Nato nel 1976, il Roma Jazz Festival è un appuntamento che ha saputo evolversi senza mai perdere la propria identità. Ogni edizione affronta un tema diverso, capace di unire la tradizione del jazz con le nuove tendenze della scena contemporanea. Il 2025 sarà dedicato al tema “Risonanze urbane”, un invito a riscoprire il dialogo tra suono e spazio, tra ritmo e città. L’obiettivo è esplorare il jazz come esperienza collettiva, come colonna sonora di una Roma viva, multiforme, in continua trasformazione.
La forza del Roma Jazz Festival è sempre stata quella di saper unire nomi affermati e giovani promesse, progetti sperimentali e grandi classici. Anche quest’anno la line-up promette di essere all’altezza delle aspettative: accanto ai giganti internazionali del jazz contemporaneo, si esibiranno nuovi talenti italiani che stanno ridisegnando i confini del genere. Non solo concerti, ma anche incontri con gli artisti, masterclass, proiezioni e installazioni sonore che racconteranno l’evoluzione del jazz come linguaggio globale.
Molti eventi si terranno all’Auditorium Parco della Musica, vero e proprio cuore della manifestazione, ma la musica invaderà anche teatri, gallerie e spazi alternativi. L’obiettivo è portare il jazz fuori dalle sale tradizionali, nelle piazze e nei luoghi della vita quotidiana, per ricordare che questa musica nasce proprio dalla strada, dall’improvvisazione e dal dialogo.
La storia del jazz a Roma è una storia di contaminazioni e incontri. Dalle prime jam session degli anni Cinquanta fino alle collaborazioni internazionali degli ultimi decenni, la città ha sempre rappresentato un punto di riferimento per musicisti e appassionati. Il Roma Jazz Festival, nel corso dei suoi quasi cinquant’anni di vita, ha ospitato leggende come Miles Davis, Herbie Hancock, Chick Corea e Wayne Shorter, ma anche i protagonisti delle nuove generazioni che continuano a rinnovare la tradizione.

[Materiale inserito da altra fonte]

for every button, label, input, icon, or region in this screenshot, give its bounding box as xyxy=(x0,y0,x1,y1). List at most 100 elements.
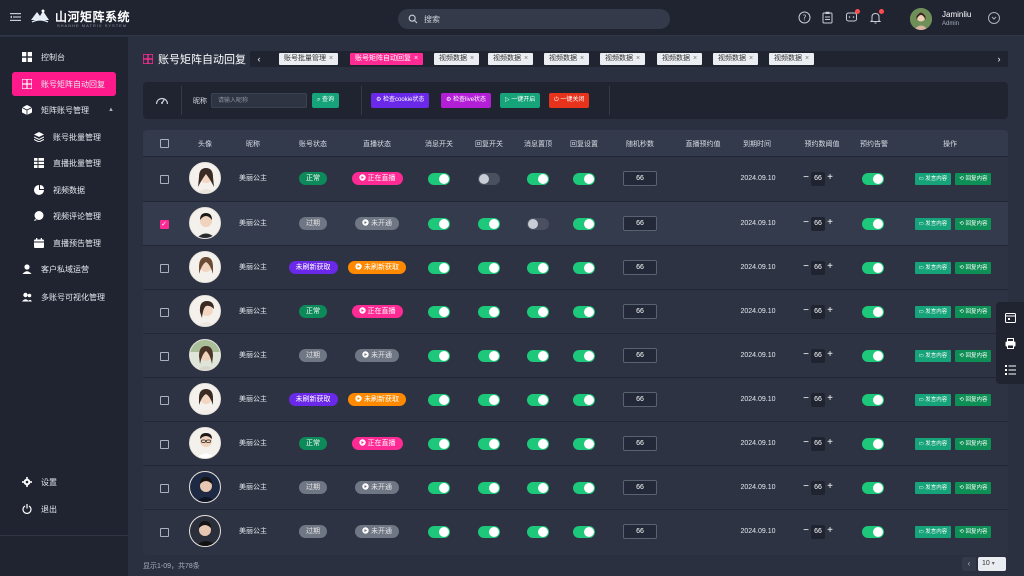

Oggi, grazie anche al sostegno di Fondazione Musica per Roma, la rassegna si conferma un laboratorio culturale che intreccia arti, linguaggi e generazioni. È un’occasione per riflettere sul potere del suono come forma di espressione e di connessione umana, capace di superare le barriere geografiche e sociali.

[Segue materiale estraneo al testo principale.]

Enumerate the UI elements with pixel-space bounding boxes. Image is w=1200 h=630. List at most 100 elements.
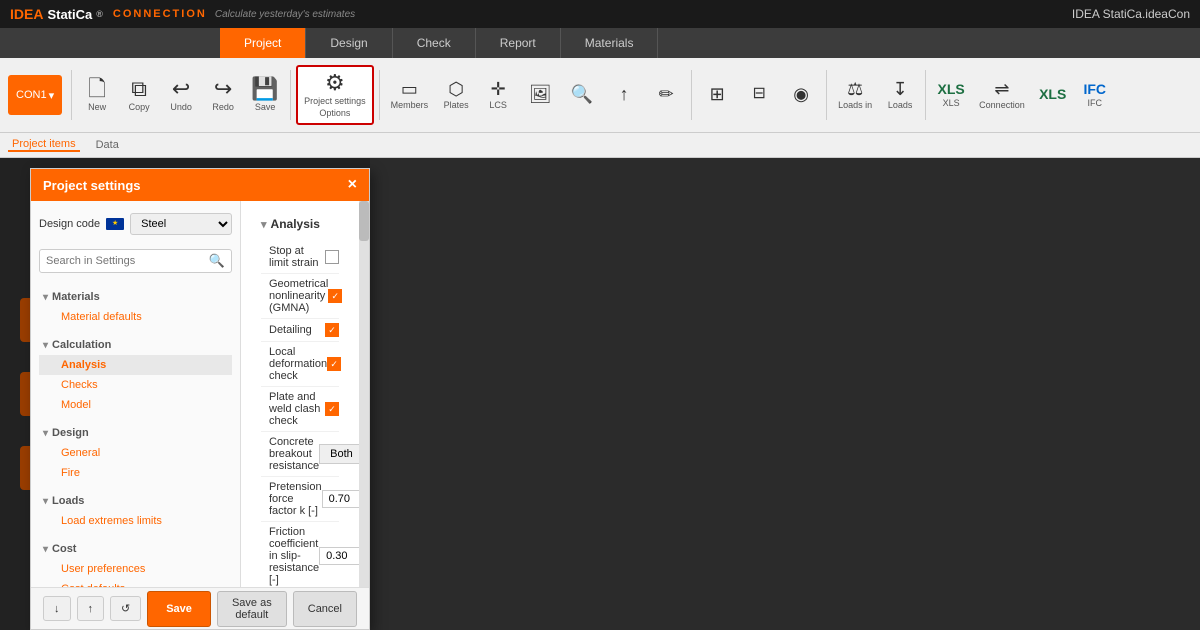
members-button[interactable]: ▭ Members	[385, 65, 435, 125]
sidebar-item-fire[interactable]: Fire	[39, 463, 232, 483]
sidebar-item-cost-defaults[interactable]: Cost defaults	[39, 579, 232, 587]
save-button[interactable]: Save	[147, 591, 211, 627]
xls-icon: XLS	[938, 82, 965, 96]
weld-button[interactable]: ◉	[781, 65, 821, 125]
loads-in-button[interactable]: ⚖ Loads in	[832, 65, 878, 125]
analysis-title-label: Analysis	[271, 217, 320, 231]
calculation-chevron-icon: ▾	[43, 340, 48, 351]
footer-down-button[interactable]: ↓	[43, 596, 71, 621]
materials-section-header[interactable]: ▾ Materials	[39, 287, 232, 307]
gmna-checkbox[interactable]: ✓	[328, 289, 342, 303]
toolbar-separator-1	[71, 70, 72, 120]
sidebar-item-checks[interactable]: Checks	[39, 375, 232, 395]
tab-design[interactable]: Design	[306, 28, 392, 58]
sidebar-item-model[interactable]: Model	[39, 395, 232, 415]
new-button[interactable]: 🗋 New	[77, 65, 117, 125]
scrollbar-thumb[interactable]	[359, 201, 369, 241]
analysis-chevron-icon: ▾	[261, 218, 267, 231]
materials-section-label: Materials	[52, 291, 100, 303]
sidebar-item-load-extremes[interactable]: Load extremes limits	[39, 511, 232, 531]
lcs-icon: ✛	[491, 80, 506, 98]
lcs-button[interactable]: ✛ LCS	[478, 65, 518, 125]
calculation-section-label: Calculation	[52, 339, 111, 351]
arrow-up-button[interactable]: ↑	[604, 65, 644, 125]
settings-row-stop-strain: Stop at limit strain	[261, 241, 339, 274]
concrete-label: Concrete breakout resistance	[261, 436, 319, 472]
sidebar-section-loads: ▾ Loads Load extremes limits	[39, 491, 232, 531]
ifc-button[interactable]: IFC IFC	[1075, 65, 1115, 125]
picture-button[interactable]: 🖼	[520, 65, 560, 125]
logo-reg-text: ®	[96, 9, 103, 19]
sub-tab-data[interactable]: Data	[92, 139, 123, 151]
new-label: New	[88, 102, 106, 112]
design-code-select[interactable]: Steel	[130, 213, 232, 235]
cancel-button[interactable]: Cancel	[293, 591, 357, 627]
plate-weld-label: Plate and weld clash check	[261, 391, 325, 427]
xls2-button[interactable]: XLS	[1033, 65, 1073, 125]
toolbar-separator-4	[691, 70, 692, 120]
modal-sidebar: Design code ★ Steel 🔍 ▾	[31, 201, 241, 587]
search-button[interactable]: 🔍	[562, 65, 602, 125]
local-deformation-label: Local deformation check	[261, 346, 327, 382]
connection-button[interactable]: ⇌ Connection	[973, 65, 1031, 125]
stop-strain-checkbox[interactable]	[325, 250, 339, 264]
footer-reset-button[interactable]: ↺	[110, 596, 141, 621]
modal-title: Project settings	[43, 178, 141, 193]
materials-chevron-icon: ▾	[43, 292, 48, 303]
detailing-checkbox[interactable]: ✓	[325, 323, 339, 337]
concrete-select[interactable]: Both Tension Shear None	[319, 444, 359, 464]
table-icon: ⊟	[752, 86, 765, 102]
sidebar-item-analysis[interactable]: Analysis	[39, 355, 232, 375]
copy-button[interactable]: ⧉ Copy	[119, 65, 159, 125]
pretension-input[interactable]	[322, 490, 359, 508]
con1-button[interactable]: CON1 ▾	[8, 75, 62, 115]
edit-button[interactable]: ✏	[646, 65, 686, 125]
settings-row-gmna: Geometrical nonlinearity (GMNA) ✓	[261, 274, 339, 319]
sidebar-item-material-defaults[interactable]: Material defaults	[39, 307, 232, 327]
plate-weld-checkbox[interactable]: ✓	[325, 402, 339, 416]
loads-section-label: Loads	[52, 495, 84, 507]
undo-button[interactable]: ↩ Undo	[161, 65, 201, 125]
gmna-control: ✓	[328, 289, 342, 303]
loads-section-header[interactable]: ▾ Loads	[39, 491, 232, 511]
modal-body: Design code ★ Steel 🔍 ▾	[31, 201, 369, 587]
xls-button[interactable]: XLS XLS	[931, 65, 971, 125]
tab-project[interactable]: Project	[220, 28, 306, 58]
sub-tab-project-items[interactable]: Project items	[8, 138, 80, 152]
loads-chevron-icon: ▾	[43, 496, 48, 507]
project-settings-button[interactable]: ⚙ Project settings Options	[296, 65, 374, 125]
local-deformation-checkbox[interactable]: ✓	[327, 357, 341, 371]
design-section-header[interactable]: ▾ Design	[39, 423, 232, 443]
xls2-icon: XLS	[1039, 87, 1066, 101]
scrollbar-track[interactable]	[359, 201, 369, 587]
sidebar-item-general[interactable]: General	[39, 443, 232, 463]
sub-toolbar: Project items Data	[0, 133, 1200, 158]
sidebar-section-calculation: ▾ Calculation Analysis Checks Model	[39, 335, 232, 415]
sidebar-section-materials: ▾ Materials Material defaults	[39, 287, 232, 327]
footer-up-button[interactable]: ↑	[77, 596, 105, 621]
tab-report[interactable]: Report	[476, 28, 561, 58]
logo-idea-text: IDEA	[10, 6, 43, 22]
loads-button[interactable]: ↧ Loads	[880, 65, 920, 125]
save-as-default-button[interactable]: Save as default	[217, 591, 287, 627]
search-input[interactable]	[46, 255, 209, 267]
grid-button[interactable]: ⊞	[697, 65, 737, 125]
members-icon: ▭	[401, 80, 418, 98]
save-button[interactable]: 💾 Save	[245, 65, 285, 125]
cost-section-header[interactable]: ▾ Cost	[39, 539, 232, 559]
friction-input[interactable]	[319, 547, 359, 565]
calculation-section-header[interactable]: ▾ Calculation	[39, 335, 232, 355]
tab-check[interactable]: Check	[393, 28, 476, 58]
redo-button[interactable]: ↪ Redo	[203, 65, 243, 125]
modal-close-button[interactable]: ×	[348, 176, 357, 194]
settings-row-pretension: Pretension force factor k [-]	[261, 477, 339, 522]
tab-materials[interactable]: Materials	[561, 28, 659, 58]
design-section-label: Design	[52, 427, 89, 439]
save-icon: 💾	[251, 78, 278, 100]
pretension-control	[322, 490, 359, 508]
modal-footer: ↓ ↑ ↺ Save Save as default Cancel	[31, 587, 369, 629]
plates-button[interactable]: ⬡ Plates	[436, 65, 476, 125]
table-button[interactable]: ⊟	[739, 65, 779, 125]
sidebar-item-user-preferences[interactable]: User preferences	[39, 559, 232, 579]
main-area: ← Connection ←	[0, 158, 1200, 630]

Il tema “Risonanze urbane” accompagnerà i visitatori in un vero e proprio viaggio nel suono contemporaneo. Verranno esplorate le intersezioni tra jazz, elettronica, world music e arti visive, con performance immersive che trasformeranno gli spazi romani in esperienze multisensoriali. La musica, in questo contesto, diventa metafora della città stessa: complessa, stratificata, in continuo movimento.
Il Roma Jazz Festival non è solo un evento musicale, ma un segnale di vitalità per la città. In un periodo in cui la cultura deve reinventarsi, la rassegna continua a dimostrare che Roma sa essere moderna senza perdere il legame con le proprie radici. È la conferma che il jazz, pur affondando le sue origini nel Novecento, resta una forma d’arte profondamente attuale, in grado di raccontare il presente con spontaneità e verità.
A novembre, dunque, Roma suonerà di libertà, improvvisazione e passione. Perché, come diceva Duke Ellington, “il jazz non è solo musica: è la libertà di essere se stessi, un battito che appartiene a chi sa ascoltare”.